Adapted from a recent online discussion.
Two years ago, we were invited to skip our son “Johnny” ahead from first grade to second mid-year. My husband was a bit insufferable about it, bragging to a number of our friends about how well Johnny was doing academically. This really bugged me at first but I ultimately decided I couldn’t control another adult’s mouth and stopped worrying about it, though I tried to lessen the damage by telling our friends about some of the tougher parts of skipping a kid ahead.
Two years later, it’s clear that Johnny was socially unready to skip grades. He also has a late birthday and so was almost two years younger than most of his classmates. In the fall, he’ll be starting third grade for the second time.
My husband is, unsurprisingly, mum about this when we talk to our friends about how school is going.
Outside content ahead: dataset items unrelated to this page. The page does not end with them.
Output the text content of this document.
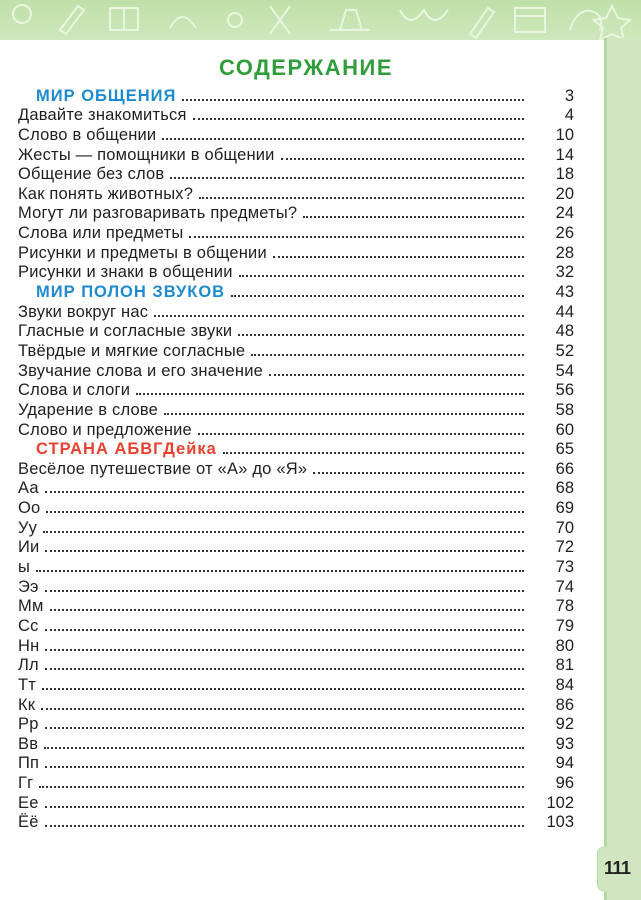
111
СОДЕРЖАНИЕ
МИР ОБЩЕНИЯ	3
Давайте знакомиться	4
Слово в общении	10
Жесты — помощники в общении	14
Общение без слов	18
Как понять животных?	20
Могут ли разговаривать предметы?	24
Слова или предметы	26
Рисунки и предметы в общении	28
Рисунки и знаки в общении	32
МИР ПОЛОН ЗВУКОВ	43
Звуки вокруг нас	44
Гласные и согласные звуки	48
Твёрдые и мягкие согласные	52
Звучание слова и его значение	54
Слова и слоги	56
Ударение в слове	58
Слово и предложение	60
СТРАНА АБВГДейка	65
Весёлое путешествие от «А» до «Я»	66
Аа	68
Оо	69
Уу	70
Ии	72
ы	73
Ээ	74
Мм	78
Сс	79
Нн	80
Лл	81
Тт	84
Кк	86
Рр	92
Вв	93
Пп	94
Гг	96
Ее	102
Ёё	103
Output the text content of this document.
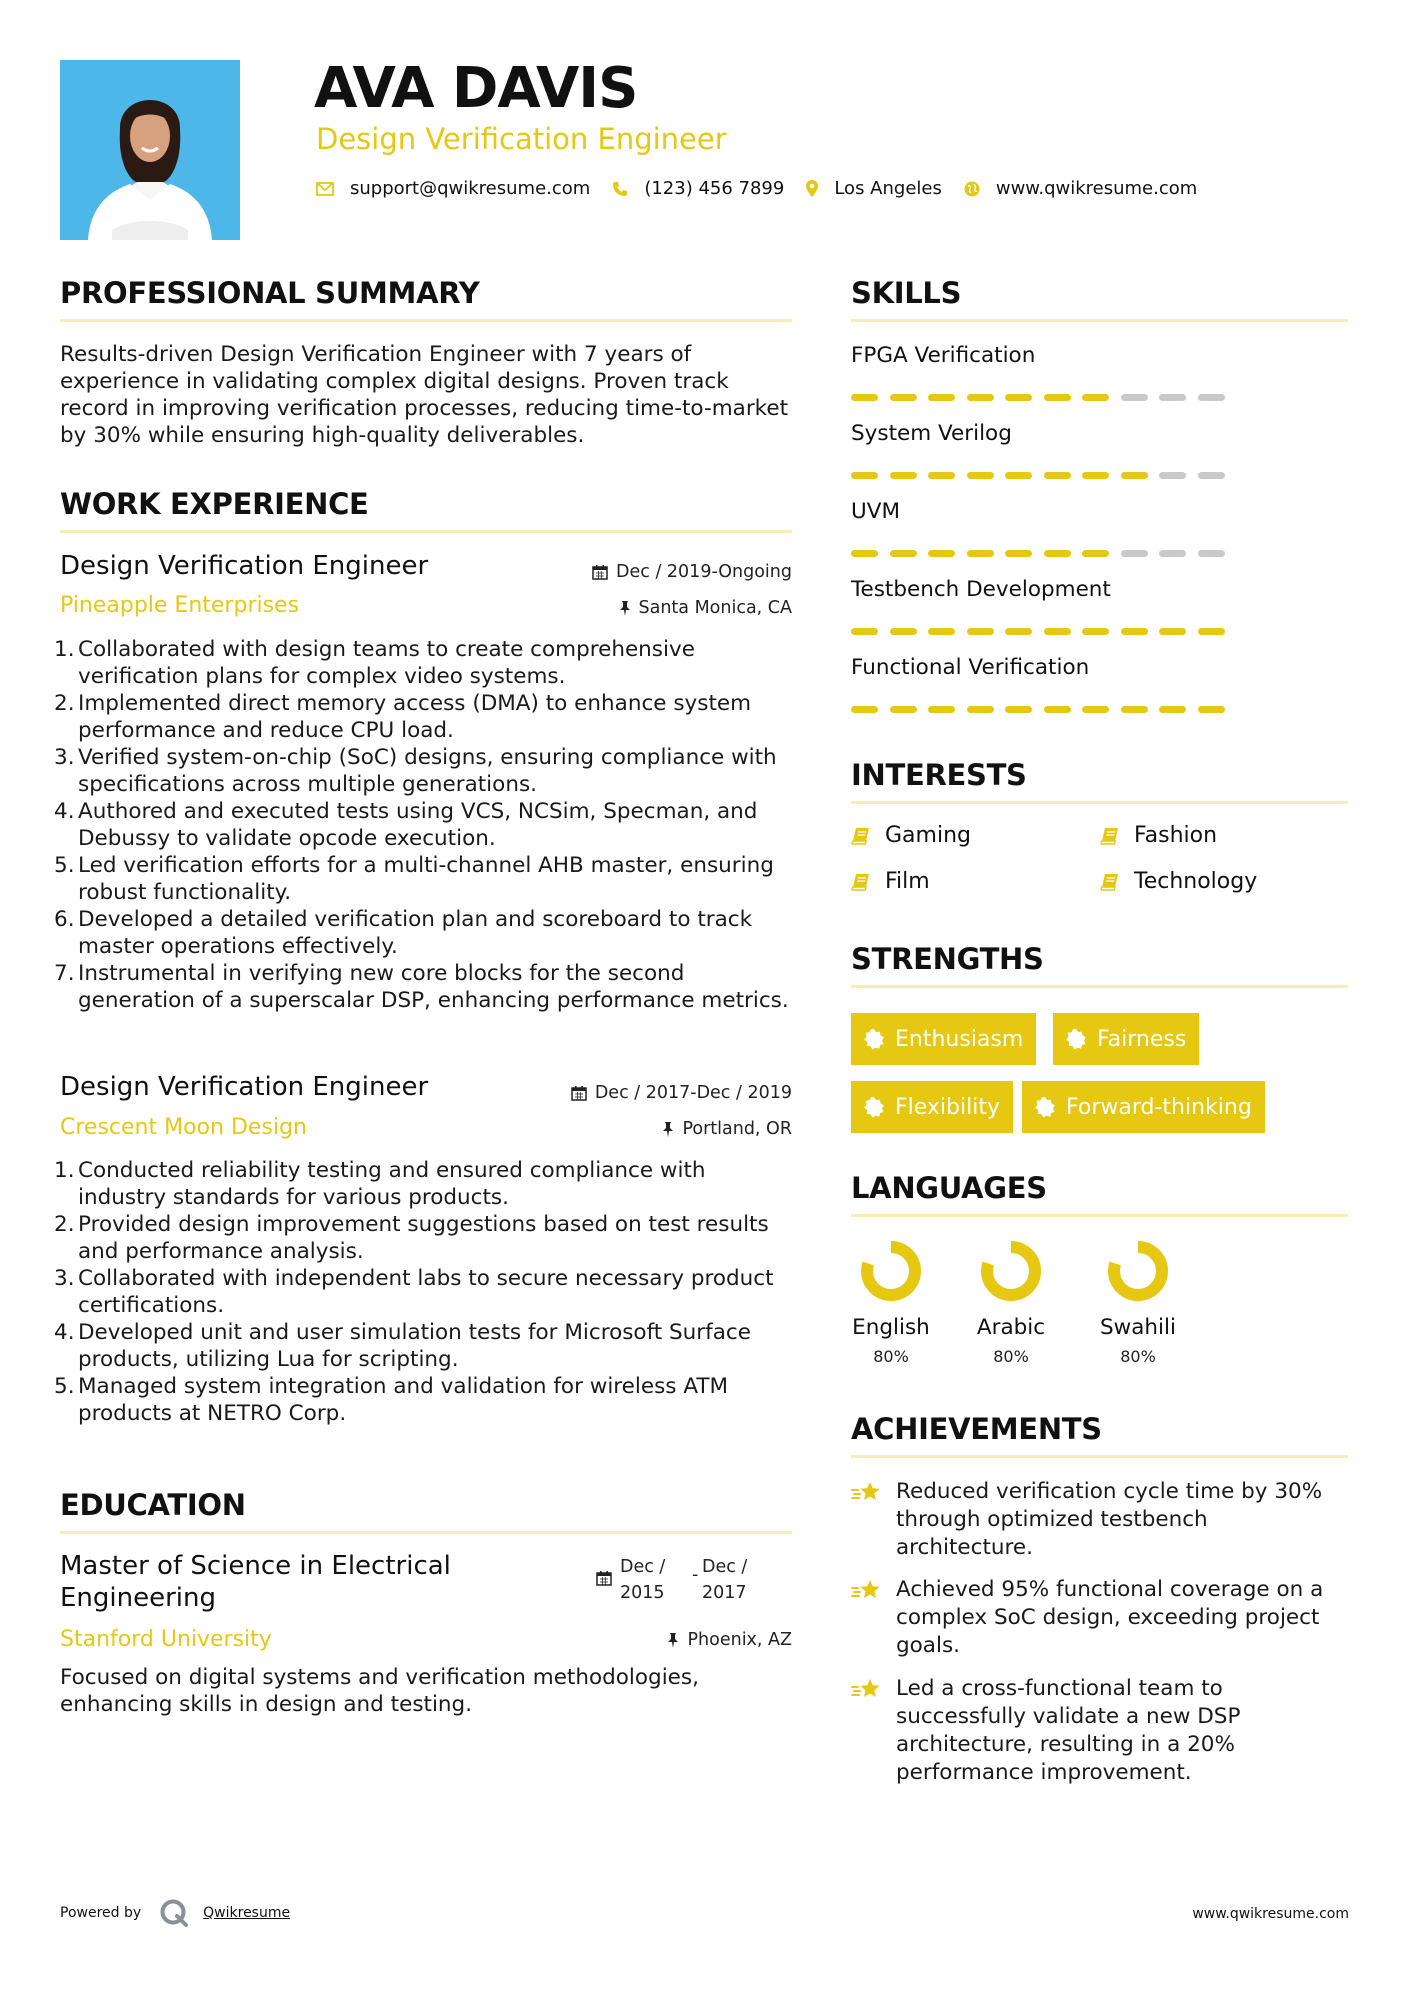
AVA DAVIS
Design Verification Engineer
support@qwikresume.com	(123) 456 7899	Los Angeles	www.qwikresume.com
PROFESSIONAL SUMMARY
Results-driven Design Verification Engineer with 7 years of experience in validating complex digital designs. Proven track record in improving verification processes, reducing time-to-market by 30% while ensuring high-quality deliverables.
WORK EXPERIENCE
Design Verification Engineer	Dec / 2019-Ongoing
Pineapple Enterprises	Santa Monica, CA
Collaborated with design teams to create comprehensive verification plans for complex video systems.
Implemented direct memory access (DMA) to enhance system performance and reduce CPU load.
Verified system-on-chip (SoC) designs, ensuring compliance with specifications across multiple generations.
Authored and executed tests using VCS, NCSim, Specman, and Debussy to validate opcode execution.
Led verification efforts for a multi-channel AHB master, ensuring robust functionality.
Developed a detailed verification plan and scoreboard to track master operations effectively.
Instrumental in verifying new core blocks for the second generation of a superscalar DSP, enhancing performance metrics.
Design Verification Engineer	Dec / 2017-Dec / 2019
Crescent Moon Design	Portland, OR
Conducted reliability testing and ensured compliance with industry standards for various products.
Provided design improvement suggestions based on test results and performance analysis.
Collaborated with independent labs to secure necessary product certifications.
Developed unit and user simulation tests for Microsoft Surface products, utilizing Lua for scripting.
Managed system integration and validation for wireless ATM products at NETRO Corp.
EDUCATION
Master of Science in Electrical Engineering
Dec /
2015
- Dec /
2017
Stanford University	Phoenix, AZ
Focused on digital systems and verification methodologies, enhancing skills in design and testing.
SKILLS
FPGA Verification
System Verilog
UVM
Testbench Development
Functional Verification
INTERESTS
Gaming	Fashion
Film	Technology
STRENGTHS
Enthusiasm	Fairness
Flexibility	Forward-thinking
LANGUAGES
English
80%
Arabic
80%
Swahili
80%
ACHIEVEMENTS
Reduced verification cycle time by 30% through optimized testbench architecture.
Achieved 95% functional coverage on a complex SoC design, exceeding project goals.
Led a cross-functional team to successfully validate a new DSP architecture, resulting in a 20% performance improvement.
Powered by	Qwikresume	www.qwikresume.com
Any suggestions about how I can head off something like this next time, i.e., not letting my husband’s braggy tendencies set us up for failure?
— Came Back to Bite Us
You use this experience to spell it out for him, privately, after a fresh brag attempt. “When you talk about how well X is going, I cringe. The grade-skipping humbled me, and rightly so. Good fortunes can turn pretty quickly.”
But, seriously? If he didn’t learn this exact lesson himself, then I’m not sure he’s mature enough to embrace the spelled-out version, either.
Assuming it’s a trait he’s not poised to outgrow, you have your own role here: as a person who converses without bragging. When you “talk to our friends about how school is going,” for example, you be the agent of reality. “Turns out skipping a grade wasn’t the right call for Johnny — he was way behind everyone socially. He’s back with his age group this fall.”
That’s not fixing your husband’s tendencies, or heading them off, or in any way parachuting into his conversational territory. It’s just being honest and well-adjusted in your own right, and, as a convenient byproduct, setting the record straight.
I have a friend whose daughter is struggling with depression and has been hospitalized twice in as many months. Can you suggest any book or other resource for him as the parent, for how he can help his daughter and handle this?
The National Alliance on Mental Illness, NAMI, has excellent support groups and can recommend other resources. Family to Family is the one my readers say has been most helpful to them, though it is not specific to depression or adolescence.
Your friend can call NAMI’s Helpline to discuss that option and others: (800) 950-6264.
If your friend’s daughter has suicidal thoughts, then that’s a situation for immediate help. The National Suicide Prevention Lifeline is 1-800-273-TALK (8255).